Several leaders of the insurance industry joined nearly 200 New York corporate executives in a letter urging members of Congress to certify the election of Joe Biden as President without delay this week and support a smooth transition of power.
“This presidential election has been decided and it is time for the country to move forward. President-elect Joe Biden and Vice President-elect Kamala Harris have won the Electoral College and the courts have rejected challenges to the electoral process. Congress should certify the electoral vote on Wednesday, January 6. Attempts to thwart or delay this process run counter to the essential tenets of our democracy,” the letter states.
The letter was sent by the Partnership for New York City, a nonprofit organization of business leaders and employers of more than 1.5 million New Yorkers.

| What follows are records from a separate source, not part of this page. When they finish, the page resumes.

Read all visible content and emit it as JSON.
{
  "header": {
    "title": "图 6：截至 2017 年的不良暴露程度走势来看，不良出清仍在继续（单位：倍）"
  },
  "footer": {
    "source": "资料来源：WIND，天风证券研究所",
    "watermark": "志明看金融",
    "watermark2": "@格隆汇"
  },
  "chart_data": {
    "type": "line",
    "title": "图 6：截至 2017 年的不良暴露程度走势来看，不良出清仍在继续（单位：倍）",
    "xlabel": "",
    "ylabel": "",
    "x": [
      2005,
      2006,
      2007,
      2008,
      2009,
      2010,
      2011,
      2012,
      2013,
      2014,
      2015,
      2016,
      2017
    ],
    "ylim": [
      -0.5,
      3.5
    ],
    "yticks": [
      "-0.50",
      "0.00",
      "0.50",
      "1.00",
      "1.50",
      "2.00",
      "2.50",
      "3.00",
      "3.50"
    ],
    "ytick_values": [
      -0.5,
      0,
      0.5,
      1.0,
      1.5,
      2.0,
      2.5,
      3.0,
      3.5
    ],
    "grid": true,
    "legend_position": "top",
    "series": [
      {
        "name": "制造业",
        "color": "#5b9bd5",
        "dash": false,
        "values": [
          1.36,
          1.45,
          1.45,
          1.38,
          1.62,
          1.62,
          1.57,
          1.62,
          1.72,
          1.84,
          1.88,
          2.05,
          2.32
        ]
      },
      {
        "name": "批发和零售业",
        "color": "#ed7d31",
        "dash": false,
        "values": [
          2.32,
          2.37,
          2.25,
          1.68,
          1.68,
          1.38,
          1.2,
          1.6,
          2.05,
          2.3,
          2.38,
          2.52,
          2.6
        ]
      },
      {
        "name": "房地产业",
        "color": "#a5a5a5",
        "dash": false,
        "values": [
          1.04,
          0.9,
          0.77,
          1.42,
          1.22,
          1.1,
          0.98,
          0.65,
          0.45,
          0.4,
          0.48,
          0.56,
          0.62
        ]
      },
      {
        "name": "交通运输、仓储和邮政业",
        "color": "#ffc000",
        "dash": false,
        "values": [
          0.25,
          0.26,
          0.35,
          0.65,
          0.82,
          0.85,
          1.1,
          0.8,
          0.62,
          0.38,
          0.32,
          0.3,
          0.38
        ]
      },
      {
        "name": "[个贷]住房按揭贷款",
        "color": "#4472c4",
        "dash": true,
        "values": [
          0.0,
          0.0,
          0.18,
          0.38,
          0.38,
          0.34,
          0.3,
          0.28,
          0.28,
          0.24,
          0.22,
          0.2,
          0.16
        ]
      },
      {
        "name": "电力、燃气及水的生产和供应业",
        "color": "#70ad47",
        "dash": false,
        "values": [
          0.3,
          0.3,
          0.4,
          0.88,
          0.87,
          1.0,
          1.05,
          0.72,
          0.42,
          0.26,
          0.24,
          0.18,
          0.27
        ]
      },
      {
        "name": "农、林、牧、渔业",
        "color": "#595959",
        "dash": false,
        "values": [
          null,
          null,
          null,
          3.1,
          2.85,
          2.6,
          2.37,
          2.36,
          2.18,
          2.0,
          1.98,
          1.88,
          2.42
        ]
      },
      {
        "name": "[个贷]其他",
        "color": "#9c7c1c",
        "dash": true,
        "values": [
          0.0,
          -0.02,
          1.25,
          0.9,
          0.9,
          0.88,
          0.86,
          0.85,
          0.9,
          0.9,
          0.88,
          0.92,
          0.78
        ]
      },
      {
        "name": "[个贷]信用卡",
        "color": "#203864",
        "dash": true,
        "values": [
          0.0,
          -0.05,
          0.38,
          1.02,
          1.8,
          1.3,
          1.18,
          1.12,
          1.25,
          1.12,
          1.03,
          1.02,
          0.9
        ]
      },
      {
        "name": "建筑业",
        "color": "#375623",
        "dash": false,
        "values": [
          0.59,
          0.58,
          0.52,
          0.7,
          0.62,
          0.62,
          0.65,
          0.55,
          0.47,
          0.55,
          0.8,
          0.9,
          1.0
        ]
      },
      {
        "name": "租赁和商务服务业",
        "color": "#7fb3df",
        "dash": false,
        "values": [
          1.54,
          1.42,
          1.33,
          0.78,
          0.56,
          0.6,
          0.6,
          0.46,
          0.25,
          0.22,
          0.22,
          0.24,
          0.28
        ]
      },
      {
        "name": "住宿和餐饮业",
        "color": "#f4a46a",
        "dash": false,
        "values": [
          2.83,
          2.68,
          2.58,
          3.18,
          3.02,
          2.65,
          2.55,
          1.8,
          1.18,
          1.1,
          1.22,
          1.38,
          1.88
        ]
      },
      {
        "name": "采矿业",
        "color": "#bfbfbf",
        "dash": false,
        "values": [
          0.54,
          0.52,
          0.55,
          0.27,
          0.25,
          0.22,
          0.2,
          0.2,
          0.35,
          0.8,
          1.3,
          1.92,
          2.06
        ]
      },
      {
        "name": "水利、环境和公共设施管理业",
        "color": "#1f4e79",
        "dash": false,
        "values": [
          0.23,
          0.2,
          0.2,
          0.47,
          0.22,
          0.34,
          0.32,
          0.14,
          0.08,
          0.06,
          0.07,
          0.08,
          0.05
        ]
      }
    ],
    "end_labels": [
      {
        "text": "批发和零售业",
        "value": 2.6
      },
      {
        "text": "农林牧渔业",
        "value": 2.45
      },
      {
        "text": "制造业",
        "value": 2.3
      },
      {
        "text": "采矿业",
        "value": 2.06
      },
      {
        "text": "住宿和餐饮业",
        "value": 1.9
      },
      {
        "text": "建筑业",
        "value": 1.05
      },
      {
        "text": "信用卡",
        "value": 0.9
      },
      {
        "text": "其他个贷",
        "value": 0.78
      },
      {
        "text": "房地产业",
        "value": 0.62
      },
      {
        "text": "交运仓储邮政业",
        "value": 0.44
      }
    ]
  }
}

“Our duly elected leaders deserve the respect and bipartisan support of all Americans at a moment when we are dealing with the worst health and economic crises in modern history. There should be no further delay in the orderly transfer of power,” the letter continued.
Among the signers of the letter from the insurance industry were:
- Brian Duperreault, Chief Executive Officer, American International Group
- Dan Glaser, President & CEO, Marsh & McLennan Companies
- Michel A. Khalaf, President & CEO, MetLife
- Andrew McMahon, President & CEO, The Guardian Life Insurance Company
- Mark Pearson, President & CEO, Equitable
- John Romeo, Managing Partner, Oliver Wyman
- Philip K. Ryan, Chairman, Swiss Re Americas
- Alan D. Schnitzer, Chairman & CEO, The Travelers Companies
Others signing the letter included leaders from Pfizer, CIT Group, Mastercard, National Grid, Con Edison, Edelman, Cushman & Wakefield, Moody’s, Lyft, BlackRock, The Carlyle Group, Boston Consulting, United Airlines, National Basketball Association, Deloitte, KPMG, Apollo Global Management. Etsy and other firms and organizations.
Congress is scheduled to hold a joint session on Wed., Jan. 6 to ratify Biden’s 306-232 Electoral College win. Some Republican members have said they will object and force votes in both chambers.